Hotter summers are getting to be the norm for much of the country, but this year many areas have had a lot more rain than usual, too.
How will it affect your bulbs? It depends.
DAHLIAS – Spring was unusually cool and wet in many parts of the country, and that’s a tough combination for newly planted dahlias. If some of yours failed to sprout, that’s probably why. Next year wait until late spring to plant them, and if the long-term forecast calls for unusually cool or rainy weather, wait a bit longer.
Once they’re up and growing, though, dahlias prefer cool nights, and heat waves can slow their growth to a standstill. But don’t worry. When cooler temperatures return, they usually kick back into gear and go on to bloom normally.
GLADS & CROCOSMIA – Thrips are tiny, almost invisible sucking insects that multiply rapidly in hot weather. If your glads or crocosmia have pale or rusty streaks on their leaves, don’t delay – spray with an insecticidal soap. Since these soaps kill only on contact, be sure to coat the leaves thoroughly on both sides. You’ll probably need to spray again in a week or two, so put a reminder in your phone and stay vigilant.
High heat can also make narrow-stemmed glads like ‘Atom’ grow in a zig-zag fashion as they droop slightly during the day and then grow upright again at night.
LILIES – Thanks to plenty of rain, the lilies in my garden this year have been taller and more floriferous than ever. One Henry’s lily, for example, is currently almost eight feet tall – two feet taller than usual – and loaded with three dozen buds and blooms. But since this summer has also been unusually hot, the flowers haven’t lasted as long as they usually do, and some varieties – such as ‘Pink Perfection’ – haven’t been as richly colored.

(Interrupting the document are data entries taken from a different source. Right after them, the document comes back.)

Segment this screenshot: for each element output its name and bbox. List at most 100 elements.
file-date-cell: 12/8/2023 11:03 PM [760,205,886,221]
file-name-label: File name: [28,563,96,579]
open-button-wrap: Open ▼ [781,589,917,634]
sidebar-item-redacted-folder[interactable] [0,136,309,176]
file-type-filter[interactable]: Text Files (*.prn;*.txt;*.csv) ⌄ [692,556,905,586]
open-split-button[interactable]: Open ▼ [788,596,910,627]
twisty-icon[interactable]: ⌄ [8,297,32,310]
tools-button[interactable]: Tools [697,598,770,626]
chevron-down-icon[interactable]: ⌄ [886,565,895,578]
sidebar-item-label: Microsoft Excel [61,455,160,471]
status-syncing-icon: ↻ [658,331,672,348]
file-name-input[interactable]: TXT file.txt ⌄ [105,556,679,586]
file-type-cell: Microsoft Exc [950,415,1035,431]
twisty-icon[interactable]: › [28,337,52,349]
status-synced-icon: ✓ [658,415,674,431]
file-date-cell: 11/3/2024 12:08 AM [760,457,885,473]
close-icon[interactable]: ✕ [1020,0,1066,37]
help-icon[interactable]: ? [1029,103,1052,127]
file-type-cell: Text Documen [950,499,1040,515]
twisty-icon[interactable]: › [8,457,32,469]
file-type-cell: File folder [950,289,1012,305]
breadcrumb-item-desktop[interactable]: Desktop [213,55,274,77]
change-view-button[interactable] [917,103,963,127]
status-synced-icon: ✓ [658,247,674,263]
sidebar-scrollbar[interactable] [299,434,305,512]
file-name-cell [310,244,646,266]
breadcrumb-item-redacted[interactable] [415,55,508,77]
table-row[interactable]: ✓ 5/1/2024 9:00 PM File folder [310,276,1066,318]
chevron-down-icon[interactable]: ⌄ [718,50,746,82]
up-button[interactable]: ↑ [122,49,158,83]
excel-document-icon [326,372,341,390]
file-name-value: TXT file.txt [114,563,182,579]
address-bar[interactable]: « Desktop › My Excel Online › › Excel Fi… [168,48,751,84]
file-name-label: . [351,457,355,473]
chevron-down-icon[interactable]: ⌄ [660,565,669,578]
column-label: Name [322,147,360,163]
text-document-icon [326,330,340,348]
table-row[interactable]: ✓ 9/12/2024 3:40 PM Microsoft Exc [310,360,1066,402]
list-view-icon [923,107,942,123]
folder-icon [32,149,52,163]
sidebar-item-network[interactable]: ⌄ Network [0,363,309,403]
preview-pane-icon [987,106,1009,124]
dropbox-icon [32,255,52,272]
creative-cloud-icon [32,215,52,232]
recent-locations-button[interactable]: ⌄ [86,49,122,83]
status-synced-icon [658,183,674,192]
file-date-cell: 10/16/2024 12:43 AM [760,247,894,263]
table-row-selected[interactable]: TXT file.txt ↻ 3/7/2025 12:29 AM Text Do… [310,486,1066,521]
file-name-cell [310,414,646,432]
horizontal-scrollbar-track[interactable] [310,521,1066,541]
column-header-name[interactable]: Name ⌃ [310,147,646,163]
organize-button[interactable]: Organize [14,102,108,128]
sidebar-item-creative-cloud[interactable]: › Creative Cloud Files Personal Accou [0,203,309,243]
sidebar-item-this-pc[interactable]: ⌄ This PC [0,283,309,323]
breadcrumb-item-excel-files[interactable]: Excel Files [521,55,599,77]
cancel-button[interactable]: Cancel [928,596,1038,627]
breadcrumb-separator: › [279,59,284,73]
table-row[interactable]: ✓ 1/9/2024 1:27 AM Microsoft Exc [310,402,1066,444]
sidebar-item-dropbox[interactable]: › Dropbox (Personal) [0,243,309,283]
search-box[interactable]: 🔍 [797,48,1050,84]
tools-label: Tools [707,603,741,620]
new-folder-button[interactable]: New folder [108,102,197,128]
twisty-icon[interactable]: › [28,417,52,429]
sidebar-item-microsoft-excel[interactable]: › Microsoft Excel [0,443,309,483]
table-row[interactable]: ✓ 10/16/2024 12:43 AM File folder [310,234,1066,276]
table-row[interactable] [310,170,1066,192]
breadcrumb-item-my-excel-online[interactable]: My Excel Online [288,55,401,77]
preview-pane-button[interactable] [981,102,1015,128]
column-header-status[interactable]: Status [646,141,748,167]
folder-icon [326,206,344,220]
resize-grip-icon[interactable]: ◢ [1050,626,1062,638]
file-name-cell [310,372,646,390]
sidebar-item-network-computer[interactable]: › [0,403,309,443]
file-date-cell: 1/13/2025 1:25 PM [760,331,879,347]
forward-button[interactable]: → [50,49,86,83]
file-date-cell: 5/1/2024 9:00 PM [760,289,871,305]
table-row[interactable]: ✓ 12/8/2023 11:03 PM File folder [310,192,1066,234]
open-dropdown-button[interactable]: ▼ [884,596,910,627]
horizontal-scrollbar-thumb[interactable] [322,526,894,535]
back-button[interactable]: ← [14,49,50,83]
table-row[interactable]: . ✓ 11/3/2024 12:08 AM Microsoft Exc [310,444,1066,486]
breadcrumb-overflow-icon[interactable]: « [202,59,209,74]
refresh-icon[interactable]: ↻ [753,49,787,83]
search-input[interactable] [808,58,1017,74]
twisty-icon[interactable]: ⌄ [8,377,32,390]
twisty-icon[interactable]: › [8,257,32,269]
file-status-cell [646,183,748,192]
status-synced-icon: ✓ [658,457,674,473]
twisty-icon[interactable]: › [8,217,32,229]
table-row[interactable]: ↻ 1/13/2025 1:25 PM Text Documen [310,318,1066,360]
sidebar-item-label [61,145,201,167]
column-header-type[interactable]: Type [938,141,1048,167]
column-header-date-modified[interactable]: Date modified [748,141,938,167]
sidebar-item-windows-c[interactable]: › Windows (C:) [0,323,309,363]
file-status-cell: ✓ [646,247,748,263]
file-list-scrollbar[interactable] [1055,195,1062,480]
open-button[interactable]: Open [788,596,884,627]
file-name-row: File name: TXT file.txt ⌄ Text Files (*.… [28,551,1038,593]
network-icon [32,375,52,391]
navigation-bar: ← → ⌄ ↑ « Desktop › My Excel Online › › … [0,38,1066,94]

PEONIES – Peonies usually like ample water, but warm, humid conditions can spur the growth of mildew and fungal diseases that disfigure their leaves and rot their stalks. At the first sign of these problems, remove the diseased tissue and throw it in the trash, not the compost. Then sterilize your pruning shears with bleach or alcohol before moving on to another plant.
TULIPS & HYACINTHS – In the spring, tulips like cool temperatures and plenty of moisture, but once they go dormant, they can rot in soil that stays too wet for too long. This is also true for hyacinths, to a lesser extent. If you’ve had an unusually rainy summer, there’s a good chance fewer of your tulips and hyacinths will return and bloom again next spring.
Although it can be frustrating at times, I think our dependence on the weather is one of the things that makes gardening so enriching. It keeps us on our toes, tuned into nature, and gives us a hands-on understanding of what climate change can mean for all of us.